Eines der grausamsten Paradoxe der Medizin: Wenn Sie akute Schmerzmittel wie Triptane, Excedrin oder Ibuprofen zu häufig einnehmen, werden die Schmerzrezeptoren Ihres Gehirns hypersensibilisiert. Sobald die Wirkung des Medikaments nachlässt, löst das Gehirn einen „Rebound“-Kopfschmerz aus, was Sie dazu verleitet, mehr Medikamente einzunehmen — ein Teufelskreis entsteht.
Neurologen definieren die „Gefahrenzone“ als die Einnahme von Akutmedikamenten an mehr als 10 bis 15 Tagen pro Monat, je nach Wirkstoff. Ab diesem Punkt wird das Medikament selbst zum Auslöser. Aus diesem Grund haben viele chronisch Betroffene das Gefühl, dass ihre Medizin „nicht mehr wirkt“ — sie hat nicht aufgehört zu wirken, sie hat begonnen, den Schmerz zu verursachen.

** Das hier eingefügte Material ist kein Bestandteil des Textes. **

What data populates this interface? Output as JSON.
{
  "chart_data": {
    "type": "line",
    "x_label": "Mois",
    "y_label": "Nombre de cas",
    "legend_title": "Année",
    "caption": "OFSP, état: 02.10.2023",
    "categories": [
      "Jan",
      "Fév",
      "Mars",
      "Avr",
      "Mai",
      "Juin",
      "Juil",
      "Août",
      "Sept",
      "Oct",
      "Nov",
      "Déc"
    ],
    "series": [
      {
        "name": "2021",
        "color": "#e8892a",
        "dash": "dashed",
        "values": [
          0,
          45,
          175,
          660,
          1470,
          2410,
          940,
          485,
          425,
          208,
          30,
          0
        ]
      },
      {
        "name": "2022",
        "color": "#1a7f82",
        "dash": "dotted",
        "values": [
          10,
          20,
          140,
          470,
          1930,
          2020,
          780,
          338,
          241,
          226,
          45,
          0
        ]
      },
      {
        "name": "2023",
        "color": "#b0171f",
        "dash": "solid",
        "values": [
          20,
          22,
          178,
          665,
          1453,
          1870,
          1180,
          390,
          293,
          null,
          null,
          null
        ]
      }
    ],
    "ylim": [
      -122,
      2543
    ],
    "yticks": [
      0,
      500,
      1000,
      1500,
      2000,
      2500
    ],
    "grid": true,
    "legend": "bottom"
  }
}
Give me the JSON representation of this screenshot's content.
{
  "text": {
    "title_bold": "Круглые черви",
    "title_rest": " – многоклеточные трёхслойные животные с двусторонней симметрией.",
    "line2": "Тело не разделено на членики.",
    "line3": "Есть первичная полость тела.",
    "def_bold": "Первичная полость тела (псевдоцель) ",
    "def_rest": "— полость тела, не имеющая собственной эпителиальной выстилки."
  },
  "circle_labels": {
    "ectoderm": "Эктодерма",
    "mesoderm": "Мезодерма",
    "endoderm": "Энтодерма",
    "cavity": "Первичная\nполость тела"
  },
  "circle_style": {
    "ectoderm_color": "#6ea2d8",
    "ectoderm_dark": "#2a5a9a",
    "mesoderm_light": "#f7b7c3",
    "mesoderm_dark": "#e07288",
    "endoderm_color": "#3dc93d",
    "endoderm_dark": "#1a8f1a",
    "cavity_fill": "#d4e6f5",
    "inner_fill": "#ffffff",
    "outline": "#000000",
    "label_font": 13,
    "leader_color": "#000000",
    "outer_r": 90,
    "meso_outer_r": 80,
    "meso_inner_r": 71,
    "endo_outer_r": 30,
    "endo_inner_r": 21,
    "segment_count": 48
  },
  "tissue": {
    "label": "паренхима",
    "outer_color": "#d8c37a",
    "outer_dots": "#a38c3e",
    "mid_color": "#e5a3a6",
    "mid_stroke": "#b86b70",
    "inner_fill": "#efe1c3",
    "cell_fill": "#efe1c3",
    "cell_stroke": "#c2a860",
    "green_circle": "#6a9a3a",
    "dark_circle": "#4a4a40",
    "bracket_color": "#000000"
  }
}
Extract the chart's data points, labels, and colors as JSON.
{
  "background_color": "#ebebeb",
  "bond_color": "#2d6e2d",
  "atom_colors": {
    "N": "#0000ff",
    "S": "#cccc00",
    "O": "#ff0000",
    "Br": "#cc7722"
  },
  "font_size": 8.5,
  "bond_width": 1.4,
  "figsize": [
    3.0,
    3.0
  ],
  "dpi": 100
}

Das Durchbrechen eines Rebound-Kreislaufs erfordert eine „Washout-Phase“. Unter ärztlicher Aufsicht müssen Sie das übermäßig eingenommene Medikament absetzen, damit sich Ihre Schmerzrezeptoren zurücksetzen können. Dies kann 2 bis 12 Wochen dauern. Während dieser Zeit werden nicht-pharmakologische Hilfsmittel wie die Grünlichttherapie und eine strikte Schlafhygiene zu unverzichtbaren Überlebenswerkzeugen.